Borna Disease was first described towards the end of 18th century in horses. The disease was recognized in central Europe as a spontaneous encephalopathy in horses and sheep by the late 1800s. Borna Disease virus (BDV) was discovered to be the cause of Borna disease, more than a century later, in 1926. Recent studies have not only detected BDV in humans, but have linked BDV with human neuropsychiatric disorders. This compelling link has spawned an extremely exciting and active area of research with bornaviruses.
Bornavirus is named after the city of Borna, located in Sauxony, Germany, where the disease made a continuous appearance between 1894 and 1896.
Natural hosts: Horses, sheep, cats, rabbits, humans
Sporadic infection in: dogs, donkeys, mules, ostriches, alpacas, pygmy hippopotami.
Experimental host range: Extremely wide, from birds to rodents to nonhuman primates
Natural Reservoir: Unknown, possible ticks?, possible rats?
In animals, onset of symptoms is variable, but is around 30 to 40 days after infection. There is no data regarding the incubation period in humans.
The method of transmission of the virus is unclear, especially in humans. Experimental data suggests transmission through exposure to virions in saliva, nasal and conjunctival secretions, blood, urine, or feces. This may be through contaminated food or water, or through direct contact. Recent studies show that an intranasal route of entry may be ideal for bornaviruses.
The virus is seasonal, and is more active during spring and early summer. BDV has an esxtremely wide host range, and can be found in Europe North America, Africa, and Asia. Clinical cases of BD in animals seem to be isolated to central Europe.
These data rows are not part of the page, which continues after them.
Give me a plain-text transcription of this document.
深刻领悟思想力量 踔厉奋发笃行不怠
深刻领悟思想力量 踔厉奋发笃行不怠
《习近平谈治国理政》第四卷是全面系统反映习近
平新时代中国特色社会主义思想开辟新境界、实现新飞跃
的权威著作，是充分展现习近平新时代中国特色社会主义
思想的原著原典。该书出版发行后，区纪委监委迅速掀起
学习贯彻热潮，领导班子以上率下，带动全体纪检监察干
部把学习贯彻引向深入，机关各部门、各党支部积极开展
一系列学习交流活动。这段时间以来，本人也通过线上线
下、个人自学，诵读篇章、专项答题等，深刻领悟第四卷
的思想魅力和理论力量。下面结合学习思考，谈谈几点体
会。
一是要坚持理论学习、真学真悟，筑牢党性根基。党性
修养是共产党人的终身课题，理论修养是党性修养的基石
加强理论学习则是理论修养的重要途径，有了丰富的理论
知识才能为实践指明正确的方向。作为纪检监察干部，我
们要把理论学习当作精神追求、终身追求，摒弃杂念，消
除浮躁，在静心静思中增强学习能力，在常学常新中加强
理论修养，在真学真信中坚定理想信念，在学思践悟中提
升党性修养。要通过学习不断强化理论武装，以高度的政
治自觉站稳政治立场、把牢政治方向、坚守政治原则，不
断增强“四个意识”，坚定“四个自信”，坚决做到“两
In humans, there is a higher BDV seroprevalence in neuropsychiatric patients, as well as the immunodeficient. These results have had a wide range, however, and there is poor information regarding its overall prevalence in humans. More research is necessary to clarify the relationship between BDV and humans.
In animals, initial clinical signs include movement abnormalities, aggressive behavior, excitability and hyperactivity. This is followed by a chronic phase of disease, characterized by apathy, somnolence, depression, and obesity.
Motality rates are extremely high in animals, ranging from 80 to 100% in horses, and 50% in sheep. Survivors are chronically infected and face recurring disease.
In rats, BDV infection in neonatal rats leads to an asymptomatic chronic infection. The rats do not show any symptoms, but they do show deficiencies in emotional function, cognitive ability, reduced body weight and length, impaired growth, and neurodevelopmental abilities.
Clinical symptoms, however, do not appear in all animals and may be species specific.
In animals, live-virus vaccines were used to protect sheep and horses, but have been discontinued as the live vaccines often transmitted infectious disease. Experimental evidence indicates the possibility of using passive immunization with BDV-specific CD4+ T cells or an attenuated BDV virus for preexposure prophylaxis in animals.
There is very little research done on treatment in humans. A recent, fairly exciting study showed that amatadine sulfate, an antiviral drug, could be used to inhibit BDV replication both in vitro and in vivo. Interestingly enough, usage of the antiviral drug was found to diminish depressive symptoms in patients with acute major depression or bipolar disorder depression. Ribavirin may also be a potential antiviral used to treat BDV.